Do one rep to see if you can do ten reps.
The Jeff Bezos sugar daddy rule
Divorce and retirement have done strange things to Bezos.
Now he hangs out with bikini babes and tells them to call him daddy. Who am I to judge? The other day I listened to a 90s interview with him.
Before Jeff started his Amazon bookstore, he imagined himself at 80 years of age. Full of wrinkles. One foot away from the coffin. Thinking about life.
Then it hit him … at 80 he wanted to have the fewest regrets possible. This led him to discover that if he never started Amazon during the dot com boom, he’d always regret it later in life.
I love this framework because it destroys “what ifs.” It lets you make faster decisions based on what matters.
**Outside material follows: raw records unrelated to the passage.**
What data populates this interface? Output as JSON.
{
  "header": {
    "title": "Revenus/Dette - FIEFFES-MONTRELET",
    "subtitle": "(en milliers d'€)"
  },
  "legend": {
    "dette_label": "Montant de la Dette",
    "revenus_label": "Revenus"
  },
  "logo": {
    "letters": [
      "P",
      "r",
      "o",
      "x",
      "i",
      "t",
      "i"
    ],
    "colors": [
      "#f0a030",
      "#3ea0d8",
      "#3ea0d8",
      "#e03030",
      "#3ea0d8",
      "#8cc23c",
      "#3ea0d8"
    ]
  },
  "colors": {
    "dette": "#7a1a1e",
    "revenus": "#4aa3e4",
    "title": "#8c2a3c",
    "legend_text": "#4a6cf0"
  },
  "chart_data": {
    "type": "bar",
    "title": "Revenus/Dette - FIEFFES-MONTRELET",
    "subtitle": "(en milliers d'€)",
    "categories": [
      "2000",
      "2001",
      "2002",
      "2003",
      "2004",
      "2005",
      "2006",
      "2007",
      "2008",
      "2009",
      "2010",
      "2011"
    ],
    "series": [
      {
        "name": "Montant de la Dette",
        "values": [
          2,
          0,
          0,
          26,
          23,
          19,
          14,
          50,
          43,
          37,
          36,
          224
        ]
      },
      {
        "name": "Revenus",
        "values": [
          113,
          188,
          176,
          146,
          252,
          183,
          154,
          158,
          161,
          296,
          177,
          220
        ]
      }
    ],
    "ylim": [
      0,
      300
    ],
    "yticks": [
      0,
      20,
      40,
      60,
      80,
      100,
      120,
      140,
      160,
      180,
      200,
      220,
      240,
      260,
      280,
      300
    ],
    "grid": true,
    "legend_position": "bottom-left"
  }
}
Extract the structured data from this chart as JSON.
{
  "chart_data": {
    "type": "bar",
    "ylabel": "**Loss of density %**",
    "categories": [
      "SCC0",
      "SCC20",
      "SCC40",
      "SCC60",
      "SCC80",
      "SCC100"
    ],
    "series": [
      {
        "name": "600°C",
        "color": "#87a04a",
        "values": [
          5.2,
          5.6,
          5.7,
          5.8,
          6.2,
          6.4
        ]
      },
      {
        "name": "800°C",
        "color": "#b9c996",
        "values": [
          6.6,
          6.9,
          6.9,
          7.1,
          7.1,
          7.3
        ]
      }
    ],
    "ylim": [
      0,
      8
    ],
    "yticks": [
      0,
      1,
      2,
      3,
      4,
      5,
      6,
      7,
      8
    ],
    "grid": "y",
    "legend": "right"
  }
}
Too many people work jobs they hate and follow orders because they’re afraid to take a risk. And not taking that risk is what keeps them awake each night and daydreaming in meetings about why they feel something is missing.
What’s missing is risk. Take a risk or experience regrets later.
Remember: once you’re 80 you can’t go back in time and make new decisions that wipe away the regrets.
So use the time you have to say yes to the ideas you can’t stop thinking about. The worst-case scenario in any given situation isn’t as bad as your primate brain wants you to think it is.
It’s always better to try than to talk yourself out of it. Trying produces evidence and helps guide you in life.
More small bets, less regrets.
A surprising idea from me to finish
Consuming top ideas has helped me create my own ideas.
The best one I have (so I’m told) is the 1% better decisions every day framework. It goes like this…
Decisions create forks in the road in your life. If you want to get to a better place, then you have to make different decisions to get there.
Many of us make bad decisions out of habit. And we have hidden addictions we refuse to tell anyone about which drive those decisions.
To solve the problem don’t try to make radically different decisions. Make 1% better decisions every day.
Impulse control is one of the key foundations.
How can you follow your plan rather than let temptation and addiction take over and hijack your life? That’s a powerful question to ponder.